The chief executive, Peter Kenyon, made this clear at the time the popular but accident-prone Claudio Ranieri was being led remorselessly towards the chopping block. According to Kenyon, the club wanted a team that won 5-0 - a team that scored spectacular goals. That was on the record, at the suggestion, you had to suspect, of a voice with a Russian accent. But it was not part of Mourinho's plan. Nor can Abramovich have warmed to the Special One's systematic campaign both to draw attention to himself and create a deepening bitterness towards his style, something which only entrenched the widespread dislike of the club.

Mourinho said that he saw the Barcelona coach, Frank Rijkaard, go into referee Anders Frisk's room at the Nou Camp. He didn't. He said he didn't attend the egregious meeting with Ashley Cole, then contracted to Arsenal, in a London hotel. He did. He said that the Berkshire ambulance service let down his stricken goalkeeper, Petr Cech.

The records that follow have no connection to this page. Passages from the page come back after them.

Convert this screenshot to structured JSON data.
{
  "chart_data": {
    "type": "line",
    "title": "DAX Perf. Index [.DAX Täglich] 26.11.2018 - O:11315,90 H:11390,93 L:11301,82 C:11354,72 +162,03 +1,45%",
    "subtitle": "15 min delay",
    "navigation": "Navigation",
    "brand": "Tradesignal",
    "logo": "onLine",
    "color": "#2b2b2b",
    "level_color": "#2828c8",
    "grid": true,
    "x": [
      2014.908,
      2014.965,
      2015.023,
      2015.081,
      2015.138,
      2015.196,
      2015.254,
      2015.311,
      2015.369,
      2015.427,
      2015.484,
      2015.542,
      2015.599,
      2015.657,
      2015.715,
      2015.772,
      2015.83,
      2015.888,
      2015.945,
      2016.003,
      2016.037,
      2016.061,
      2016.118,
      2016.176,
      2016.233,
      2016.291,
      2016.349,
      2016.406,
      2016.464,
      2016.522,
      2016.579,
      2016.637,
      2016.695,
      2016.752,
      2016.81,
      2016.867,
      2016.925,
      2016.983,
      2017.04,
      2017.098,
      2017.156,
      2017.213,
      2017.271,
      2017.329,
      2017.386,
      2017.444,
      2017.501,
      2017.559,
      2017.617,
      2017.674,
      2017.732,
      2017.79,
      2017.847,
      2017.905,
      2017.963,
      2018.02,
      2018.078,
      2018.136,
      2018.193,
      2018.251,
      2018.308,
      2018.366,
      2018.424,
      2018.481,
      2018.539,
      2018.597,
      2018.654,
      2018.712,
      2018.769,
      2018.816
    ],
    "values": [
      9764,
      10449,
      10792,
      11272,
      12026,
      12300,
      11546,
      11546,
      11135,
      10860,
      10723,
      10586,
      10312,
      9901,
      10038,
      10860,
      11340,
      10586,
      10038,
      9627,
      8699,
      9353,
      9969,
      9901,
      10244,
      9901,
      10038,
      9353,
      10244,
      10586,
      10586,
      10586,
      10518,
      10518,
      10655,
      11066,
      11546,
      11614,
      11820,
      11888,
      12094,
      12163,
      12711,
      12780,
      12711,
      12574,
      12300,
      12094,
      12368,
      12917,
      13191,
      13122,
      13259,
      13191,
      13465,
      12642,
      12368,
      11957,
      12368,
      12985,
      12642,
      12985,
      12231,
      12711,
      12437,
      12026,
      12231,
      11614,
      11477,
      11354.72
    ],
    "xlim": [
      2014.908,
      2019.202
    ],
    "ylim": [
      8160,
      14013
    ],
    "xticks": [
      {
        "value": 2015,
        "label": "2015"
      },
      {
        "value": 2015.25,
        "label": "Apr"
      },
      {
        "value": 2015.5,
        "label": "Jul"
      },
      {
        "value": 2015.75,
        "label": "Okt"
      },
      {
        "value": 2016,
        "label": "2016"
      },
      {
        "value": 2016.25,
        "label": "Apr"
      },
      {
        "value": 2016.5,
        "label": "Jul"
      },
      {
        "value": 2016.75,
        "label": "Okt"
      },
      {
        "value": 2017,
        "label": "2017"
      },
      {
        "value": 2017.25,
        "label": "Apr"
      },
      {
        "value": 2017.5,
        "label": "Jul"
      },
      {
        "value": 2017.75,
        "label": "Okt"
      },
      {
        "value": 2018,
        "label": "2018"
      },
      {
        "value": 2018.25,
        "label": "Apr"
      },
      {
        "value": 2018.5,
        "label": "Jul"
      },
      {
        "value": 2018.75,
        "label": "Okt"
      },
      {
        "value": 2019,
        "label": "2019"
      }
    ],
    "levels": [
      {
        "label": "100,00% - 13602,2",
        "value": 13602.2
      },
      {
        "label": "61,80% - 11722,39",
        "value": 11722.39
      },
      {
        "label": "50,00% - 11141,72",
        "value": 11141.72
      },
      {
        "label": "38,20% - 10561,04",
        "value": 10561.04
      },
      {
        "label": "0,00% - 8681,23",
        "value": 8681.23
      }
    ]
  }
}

They didn't.

Perhaps if Chelsea were flying now, maybe if the football world had to hold up its hands and say that this is a team guided by an inspired coach who was enhancing the game with the kind of football produced over the years by Sir Alex Ferguson and Arsène Wenger, there might be more tolerance of his liberties with the facts. But the Special One looks less special by the day and so the divorce lawyers are almost certainly flicking through the evidence.

If it is true Mourinho has been turned into a football eunuch by Abramovich's policy shift, if he cannot dictate the composition and thus the shape of the team, what chance has he of augmenting his self-awarded Special One status? He walked out on Benfica after a few days because, he explained, the directors were not sympathetic to his plans and his dreams.

What is the difference now? The hard-headed would say a mere £5m a year, but if you are Mourinho, if you believe so profoundly in your own destiny, would you really worry about where the next pay cheque is coming from? No, you would go about your business in the knowledge that no football club could ever succeed after nobbling its greatest asset, a manager of high talent who knew what he was doing. If Abramovich did indeed push through the so far disastrous signing of his friend Shevchenko, where did that truly leave Mourinho? It made him not the Special One but the hired one.

Ultimately, that is always going to be the reality of football, but some hirelings are big enough, self-confident enough, to insist they will do the job only on their terms. That certainly is what Mourinho claimed when he arrived at Stamford Bridge. Now he tells us: "I have seen the players I want but they're not coming in. It's club business." Or maybe decree nisi.